This article throws light upon the top two mechanical methods used for storage of energy. The methods are: 1. Pumped Hydro-Electric Storage 2. Compressed Air Storage.

Mechanical Method # 1. Pumped Hydro-Electric Storage:

In this system, electric power in excess of the immediate demand is used to pump water from a supply source (e.g., lake, river or reservoir) at a lower level to a reservoir at a higher level.

When the power demand exceeds the supply, the water is allowed to flow back down through a hydraulic turbine which drives an electric generator. The overall efficiency of the pumped storage (i.e., the percentage of the electrical energy used to pump the water that is recovered as electrical energy) is about 70 percent.

Pumped Storage Plant Arrangement

Fundamental arrangement of these plants consists in having two pools i.e., reservoirs, one at a high level, and the other at a low level with the power house at an intermediate position.


During generating phase i.e., when the turbines and generators are producing electrical power at peak loads, the water passes from higher level pool to the power house and from the power house to the lower pool. Whereas during off-peak period the pumps and motors are in opera­tion, which is known as pumping phase, water is pumped from lower pool to the higher level pool.

In pumped storage plants, the reservoir should have a capacity such that:

(i) The upper reservoir is capable of holding all the water pumped up during the pump­ing period in addition to its dead storage.


(ii) The lower reservoir should be of sufficient size so that it can receive and hold all the water that flows into it during the turbine operation in addition to its dead storage.

Advantages of Pumped Storage Plants:

Pumped storage plants have following advan­tages:

(i) Economical way for peak supply,


(ii) It is dependable and reliable,

(iii) It can pick up load rapidly, and 

(iv) Being a hydel power, free from air and water pollution.

Reversible Turbine Pump:


Since pumped storage plant, requires pumping (during off-peak period) and turbine (dur­ing peak load periods), two sets of hydraulic machines viz., a turbine and a pump are required.

Although only one electric machine can be used to act as a generator as well as a motor. If turbine and pump are also combined in one pump/turbine unit, it will save a considerable cost of the unit as well as eliminate elaborate connections etc.

Since Francis turbine is just a reverse of centrifugal pump, it functions in one direction as a pump and in reverse direction as a turbine, in order to achieve best efficiency, different speeds are necessary for the two machines. However same speed is also possible with some sacrifice of the efficiency. As far as design criteria are concerned higher values are considered.

Mechanical Method # 2. Compressed Air Storage:

Compressed air energy storage system (CAES) is similar to pumped-hydro energy storage. Whereas in pumped hydro system excess energy generated by a base loaded plant during peri­ods of low demand is used to increase the potential energy of hydrostatic pressure of water, compressed -air energy storage system compresses and stores air in reservoirs, aquifers or caverns.


The stores energy is then released during periods of peak demand by expansion of the air through an air turbine. In general, the efficiency of compressed air storage is comparable to that of pumped hydro storage.

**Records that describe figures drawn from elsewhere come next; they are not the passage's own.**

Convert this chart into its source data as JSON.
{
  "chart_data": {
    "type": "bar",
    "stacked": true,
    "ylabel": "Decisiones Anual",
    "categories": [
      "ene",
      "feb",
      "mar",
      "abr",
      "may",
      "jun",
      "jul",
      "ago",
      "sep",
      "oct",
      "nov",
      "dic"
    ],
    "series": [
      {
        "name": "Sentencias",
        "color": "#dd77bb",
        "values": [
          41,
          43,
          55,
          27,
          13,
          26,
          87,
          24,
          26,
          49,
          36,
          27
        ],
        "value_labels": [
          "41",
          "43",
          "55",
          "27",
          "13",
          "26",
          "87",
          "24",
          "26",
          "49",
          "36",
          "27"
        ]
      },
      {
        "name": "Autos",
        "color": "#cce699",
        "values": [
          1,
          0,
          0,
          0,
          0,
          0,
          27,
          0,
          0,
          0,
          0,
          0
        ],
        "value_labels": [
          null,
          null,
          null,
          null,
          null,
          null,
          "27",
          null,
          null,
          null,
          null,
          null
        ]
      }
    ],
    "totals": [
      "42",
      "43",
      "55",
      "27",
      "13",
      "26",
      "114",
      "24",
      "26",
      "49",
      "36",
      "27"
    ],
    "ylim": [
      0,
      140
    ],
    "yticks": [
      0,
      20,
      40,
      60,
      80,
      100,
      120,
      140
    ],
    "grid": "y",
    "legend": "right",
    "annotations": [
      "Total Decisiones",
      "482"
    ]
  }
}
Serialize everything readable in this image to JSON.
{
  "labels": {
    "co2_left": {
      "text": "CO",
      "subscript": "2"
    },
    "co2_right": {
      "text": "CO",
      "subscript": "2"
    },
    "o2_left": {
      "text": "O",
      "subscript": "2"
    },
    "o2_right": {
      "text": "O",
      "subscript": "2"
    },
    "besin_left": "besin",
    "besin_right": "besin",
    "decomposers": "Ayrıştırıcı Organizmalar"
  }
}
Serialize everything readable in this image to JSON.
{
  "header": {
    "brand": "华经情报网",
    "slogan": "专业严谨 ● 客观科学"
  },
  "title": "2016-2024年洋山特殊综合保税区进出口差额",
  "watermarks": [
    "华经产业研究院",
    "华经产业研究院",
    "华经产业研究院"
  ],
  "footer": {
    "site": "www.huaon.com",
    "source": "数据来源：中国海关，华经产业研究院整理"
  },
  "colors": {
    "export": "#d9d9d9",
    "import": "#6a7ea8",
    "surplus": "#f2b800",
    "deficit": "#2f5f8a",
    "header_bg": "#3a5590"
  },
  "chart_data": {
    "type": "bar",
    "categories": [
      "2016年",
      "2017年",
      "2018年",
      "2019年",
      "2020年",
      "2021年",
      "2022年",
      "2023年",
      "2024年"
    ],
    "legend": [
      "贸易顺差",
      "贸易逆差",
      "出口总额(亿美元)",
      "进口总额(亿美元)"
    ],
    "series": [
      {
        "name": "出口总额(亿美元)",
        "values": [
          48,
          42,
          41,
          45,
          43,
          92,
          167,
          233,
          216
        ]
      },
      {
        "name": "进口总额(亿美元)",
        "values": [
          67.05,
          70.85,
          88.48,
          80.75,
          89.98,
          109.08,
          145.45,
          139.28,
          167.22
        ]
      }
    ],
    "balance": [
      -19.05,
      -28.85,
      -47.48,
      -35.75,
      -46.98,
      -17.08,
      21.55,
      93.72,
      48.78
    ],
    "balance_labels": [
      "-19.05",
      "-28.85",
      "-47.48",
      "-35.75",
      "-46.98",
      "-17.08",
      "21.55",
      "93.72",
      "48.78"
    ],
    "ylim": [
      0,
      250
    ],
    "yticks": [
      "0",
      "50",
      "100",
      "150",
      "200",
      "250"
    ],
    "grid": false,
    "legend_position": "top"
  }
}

CAES plants include a compressor turbine. During off-peak periods the compressor driven by the motor generator, supplies compressed air which is stored in the underground reservoir. During periods of peak demand the compressed air is withdrawn from the reservoir and drives a turbine for producing electrical power. By using this CAES technology plants upto about 300 MW have been successfully functioning.

In this system the electric generator, normally connected to the turbine, must also be capable of functioning as a motor, when electricity is supplied.

Compressed-Air-Energy Storage

Electric power in excess of the immediate demand is supplied to the motor/generator which drives the compressor, and the compressed air at about 70 atm (7MPa), is stored in a suitable reservoir.


The air is heated, during compression and may have to be cooled. When additional power is required to meet the demand, the compressed air is released and heated using gas or oil fuel. The hot compressed air is then expanded in a gas turbine connected to the motor/generator unit which now acts as a generator.

Since the reservoirs constructed above the ground are too expensive, hence underground reservoirs, preferably existing ones are considered. These may be natural caverns, deep aqui­fers, depleted gas or oil reservoirs, mined-out rock or salt caverns or abounded mines.

The heat of compression may be retained in the compressed air or in another heat-storage medium and then restored to the air before expanding through the turbine. This is called adiabatic storage and results in high storage efficiency.